Somewhere between the 4th and 12th floors, I lost my patience. Not with people. With people in elevators.

RANDOM THOUGHTS

Dr. O

7/17/20252 min read

A Common Phenomenon

If you’ve spent any time on LinkedIn, and I mean any, you’ve likely seen it:
A group photo.
Cramped space.
Neutral lighting.
Steel walls.
Caption: “Great energy with the team today!”
Location: Elevator.

That’s it. That’s the whole post.

And for reasons I can’t quite explain and have no real right to complain about, it drives me absolutely insane.

Why Elevators?

Why is this a thing? Who decided the elevator was a branding opportunity? It’s not the worst place for a photo, I suppose. Everyone’s conveniently gathered. There’s good symmetry. Some nice brushed aluminum. Maybe it signals movement. Or hustle. Or a metaphor for "rising together."
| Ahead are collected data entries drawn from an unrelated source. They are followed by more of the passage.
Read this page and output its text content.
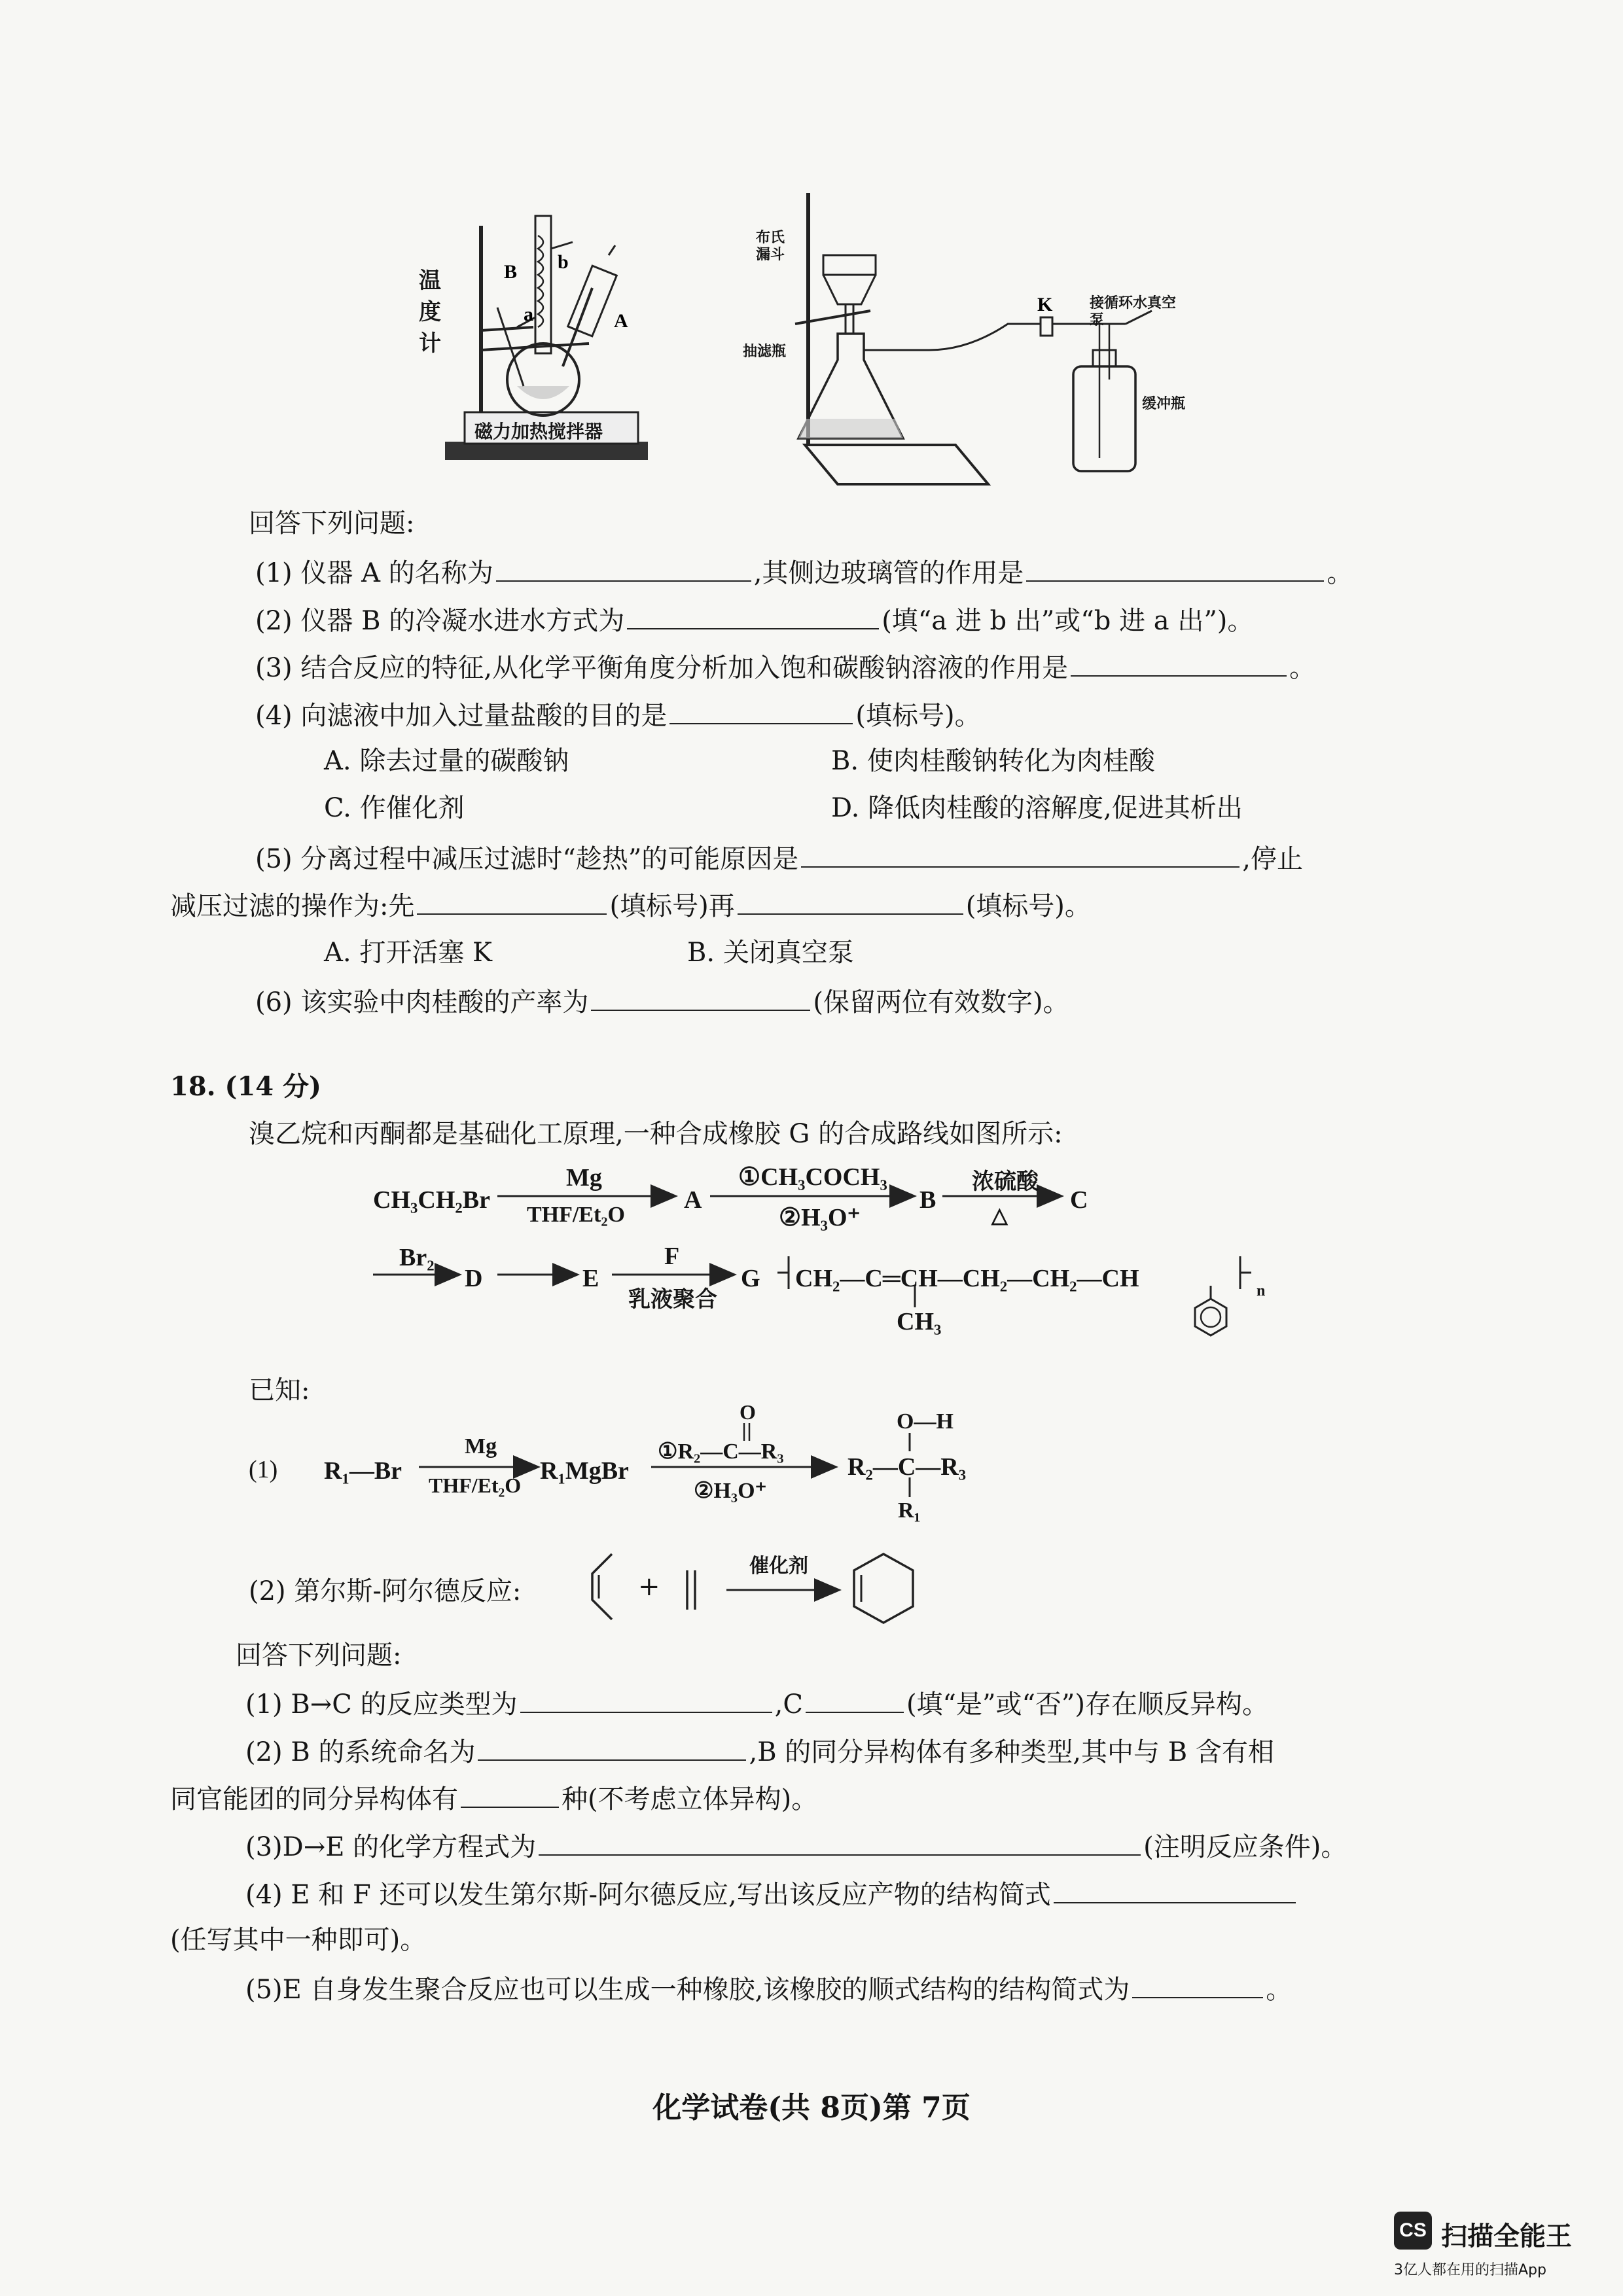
B b
a	A
温度计
磁力加热搅拌器
K
布氏漏斗
抽滤瓶
接循环水真空泵
缓冲瓶
回答下列问题:
(1) 仪器 A 的名称为	,其侧边玻璃管的作用是	。
(2) 仪器 B 的冷凝水进水方式为	(填“a 进 b 出”或“b 进 a 出”)。
(3) 结合反应的特征,从化学平衡角度分析加入饱和碳酸钠溶液的作用是	。
(4) 向滤液中加入过量盐酸的目的是	(填标号)。
A. 除去过量的碳酸钠	B. 使肉桂酸钠转化为肉桂酸
C. 作催化剂	D. 降低肉桂酸的溶解度,促进其析出
(5) 分离过程中减压过滤时“趁热”的可能原因是	,停止
减压过滤的操作为:先	(填标号)再	(填标号)。
A. 打开活塞 K	B. 关闭真空泵
(6) 该实验中肉桂酸的产率为	(保留两位有效数字)。
18. (14 分)
溴乙烷和丙酮都是基础化工原理,一种合成橡胶 G 的合成路线如图所示:
CH₃CH₂Br
Mg
THF/Et₂O
A
①CH₃COCH₃
②H₃O⁺
B
浓硫酸
△
C
Br₂
D	E
F
乳液聚合
G CH₂—C═CH—CH₂—CH₂—CH
CH₃
n
已知:
(1) R₁—Br
Mg
THF/Et₂O
R₁MgBr
O
①R₂—C—R₃
②H₃O⁺
O—H
R₂—C—R₃
R₁
(2) 第尔斯-阿尔德反应:	+
催化剂
回答下列问题:
(1) B→C 的反应类型为	,C	(填“是”或“否”)存在顺反异构。
(2) B 的系统命名为	,B 的同分异构体有多种类型,其中与 B 含有相
同官能团的同分异构体有	种(不考虑立体异构)。
(3)D→E 的化学方程式为	(注明反应条件)。
(4) E 和 F 还可以发生第尔斯-阿尔德反应,写出该反应产物的结构简式
(任写其中一种即可)。
(5)E 自身发生聚合反应也可以生成一种橡胶,该橡胶的顺式结构的结构简式为	。
化学试卷(共 8页)第 7页
CS 扫描全能王
3亿人都在用的扫描App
But all I see is: people who could’ve waited 20 seconds to get out before posting.

The elevator post has become its own genre. Its own visual language. You know it when you see it. Slightly forced smiles. Someone's face partially blocked by a shoulder. Maybe a bit of lanyard chaos. That weird fluorescent top-lighting that makes everyone look like they haven’t slept since Q2.

And always, always that tone:
"Spontaneous team magic."
"Love this crew!"
"We’re going places."

(Yes. Up. To floor 9.)

Is This Rational? No.

Is it annoying? Not to most people, apparently. It’s harmless. It’s cheerful. It’s just a bunch of coworkers capturing a moment. And yet, every time I see one, a small part of me wants to scream into a zip-tied cable tray.

Maybe it’s the faux-authenticity of it. Maybe it’s the way the format feels both polished and awkward. Maybe it’s just because I’ve never taken an elevator selfie, and now I feel left out. I don’t know. I’m still working through it.

What This Has To Do With Anything

Nothing. And everything. Because this is what happens when you build things for a living.
You notice patterns.
You see signals.
You tune into systems no one asked you to tune into.
You obsess over supports.
You argue with exposure settings.
And sometimes, you get irrationally mad at a JPEG of five happy coworkers in a stainless steel box. That’s the tradeoff of noticing too much. You start wanting meaning where there probably isn’t any.

So What Now?

Nothing, probably. I’ll keep scrolling. Maybe one day I’ll post a photo of myself alone in an elevator — no context, no caption. Just to see if anyone else feels it too. In the meantime: if I see your team’s smiling faces between floors again, I won’t comment. But I will squint at the light quality and wonder what floor you got off on.